A month after the British people voted to leave the EU, difficulties for the pharmaceutical industry and risks in future investments have arisen.
In fact, more than 50 leaders in the pharmaceutical industry, including the CEO of GlaxoSmithkline (GSK), have expressed their concern about Brexit—as it could result in regulatory and business upheaval.
Since the UK government decided to invoke Article 50 of the Lisbon Treaty in the fall of 2016, the country has two years to wrap up its 43-year old affair with the EU. For now, the relationship will continue as normal, but experts argue a two-year negotiation process is too short, adding risk to the future of the pharmaceutical industry.
A Critical Element of the UK Economy
The pharmaceutical sector makes an enormous contribution to the UK’s economy when considering productivity measured in Gross Value Added (GVA). The industry has generated over 180,000 jobs, with revenue of over US $80M per year—not to mention the benefits of having 51% of its products made available across the EU.
Experts raise concern that the decision to leave the EU will lead to consequences in five areas: research and development, intellectual property rights (IPR), market access, regulatory impacts, and access to talent.
One thing’s for certain: Brexit will have an impact on research and development, as the United Kingdom has benefited from the research funding given by the European Research Council. Cutting ties will jeopardize the probability of winning grants from the ERC, as well as continuing important UK-European collaborations.

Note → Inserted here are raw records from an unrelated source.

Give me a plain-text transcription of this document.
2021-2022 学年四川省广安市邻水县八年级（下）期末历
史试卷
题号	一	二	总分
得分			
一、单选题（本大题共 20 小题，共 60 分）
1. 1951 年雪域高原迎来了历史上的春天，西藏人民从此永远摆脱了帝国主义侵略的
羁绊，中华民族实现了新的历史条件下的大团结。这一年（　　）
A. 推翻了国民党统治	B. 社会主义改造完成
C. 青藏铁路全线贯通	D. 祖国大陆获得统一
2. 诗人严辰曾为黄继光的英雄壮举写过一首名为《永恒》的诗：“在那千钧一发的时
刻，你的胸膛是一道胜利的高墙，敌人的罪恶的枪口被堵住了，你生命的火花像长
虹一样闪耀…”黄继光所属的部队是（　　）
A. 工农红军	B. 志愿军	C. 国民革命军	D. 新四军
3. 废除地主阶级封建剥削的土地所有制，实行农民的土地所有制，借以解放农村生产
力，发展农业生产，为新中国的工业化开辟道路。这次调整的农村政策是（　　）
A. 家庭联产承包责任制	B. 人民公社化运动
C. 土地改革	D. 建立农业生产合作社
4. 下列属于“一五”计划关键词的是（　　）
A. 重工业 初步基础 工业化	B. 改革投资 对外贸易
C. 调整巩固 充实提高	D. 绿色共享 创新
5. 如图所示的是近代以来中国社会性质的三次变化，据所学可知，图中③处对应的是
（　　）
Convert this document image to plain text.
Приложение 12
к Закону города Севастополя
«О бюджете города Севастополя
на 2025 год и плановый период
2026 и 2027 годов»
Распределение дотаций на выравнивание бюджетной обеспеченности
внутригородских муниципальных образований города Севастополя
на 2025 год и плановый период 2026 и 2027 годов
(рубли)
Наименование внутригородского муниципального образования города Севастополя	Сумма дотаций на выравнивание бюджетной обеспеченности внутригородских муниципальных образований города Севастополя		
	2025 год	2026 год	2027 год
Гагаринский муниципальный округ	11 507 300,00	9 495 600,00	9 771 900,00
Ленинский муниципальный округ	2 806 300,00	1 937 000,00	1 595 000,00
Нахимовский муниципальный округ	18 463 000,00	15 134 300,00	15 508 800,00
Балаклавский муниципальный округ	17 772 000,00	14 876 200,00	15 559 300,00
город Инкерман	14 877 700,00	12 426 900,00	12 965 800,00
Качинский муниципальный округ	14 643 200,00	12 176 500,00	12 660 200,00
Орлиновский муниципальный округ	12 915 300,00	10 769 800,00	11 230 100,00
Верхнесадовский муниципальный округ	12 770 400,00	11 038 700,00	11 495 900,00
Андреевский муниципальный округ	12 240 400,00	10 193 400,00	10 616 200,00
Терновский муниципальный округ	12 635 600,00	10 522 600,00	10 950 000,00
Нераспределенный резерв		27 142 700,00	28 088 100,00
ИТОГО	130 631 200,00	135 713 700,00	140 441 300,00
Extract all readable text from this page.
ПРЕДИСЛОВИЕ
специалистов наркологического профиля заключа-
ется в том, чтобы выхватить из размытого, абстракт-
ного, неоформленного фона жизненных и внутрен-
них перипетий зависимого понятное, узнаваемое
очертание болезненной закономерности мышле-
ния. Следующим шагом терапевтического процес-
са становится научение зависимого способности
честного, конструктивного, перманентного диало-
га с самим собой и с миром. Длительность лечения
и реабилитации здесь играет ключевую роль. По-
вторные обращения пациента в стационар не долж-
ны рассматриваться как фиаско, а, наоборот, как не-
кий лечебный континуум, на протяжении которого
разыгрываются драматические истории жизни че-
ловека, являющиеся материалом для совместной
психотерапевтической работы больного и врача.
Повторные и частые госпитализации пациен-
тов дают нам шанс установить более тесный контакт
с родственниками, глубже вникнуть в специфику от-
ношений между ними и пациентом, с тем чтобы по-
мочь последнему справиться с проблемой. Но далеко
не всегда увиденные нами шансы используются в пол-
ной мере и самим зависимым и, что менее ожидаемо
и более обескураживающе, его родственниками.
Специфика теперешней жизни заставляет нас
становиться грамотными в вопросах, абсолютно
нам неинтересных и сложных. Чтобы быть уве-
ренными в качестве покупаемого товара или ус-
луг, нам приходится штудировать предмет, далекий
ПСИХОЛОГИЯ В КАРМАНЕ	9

For business owners, Brexit creates immediate challenges in the area of drug regulation. The European Medicines Agency (EMA)—the EU’s equivalent of U.S Food and Drug Administration which approves treatment for EU countries—will have to be relocated, since an EU agency cannot be outside the union. Once relocated, the UK pharma industry will have to develop its own domestic regulatory system.
Another setback: UK’s pharmaceutical workforce may take a hit if immigration laws are changed. In addition, rumors have emerged that top EU pharma executives are declining offers from UK companies and are instead looking to serve big US and European companies.
The Positive Side
There is a possibility that the UK’s pharmaceutical industry could be successful outside the union—just like Canada, Switzerland, and Israel. The country will have greater control of its budget, and could secure more regulatory freedom by building its own regulatory body. In addition, they could prioritize a greater interest in medicinal approvals.
Time Will Tell
The future of the UK’s pharmaceutical industry will only become clear as time passes. This might not be the outcome industry leaders wanted, but as Steve Bates— CEO of the UK Bio Industry Association (BIA)—has said, the UK life science industry is a “resilient community, unfazed by challenges.” Much of what will happen depends on the appointed officials, and how industry leaders will work closely with the government.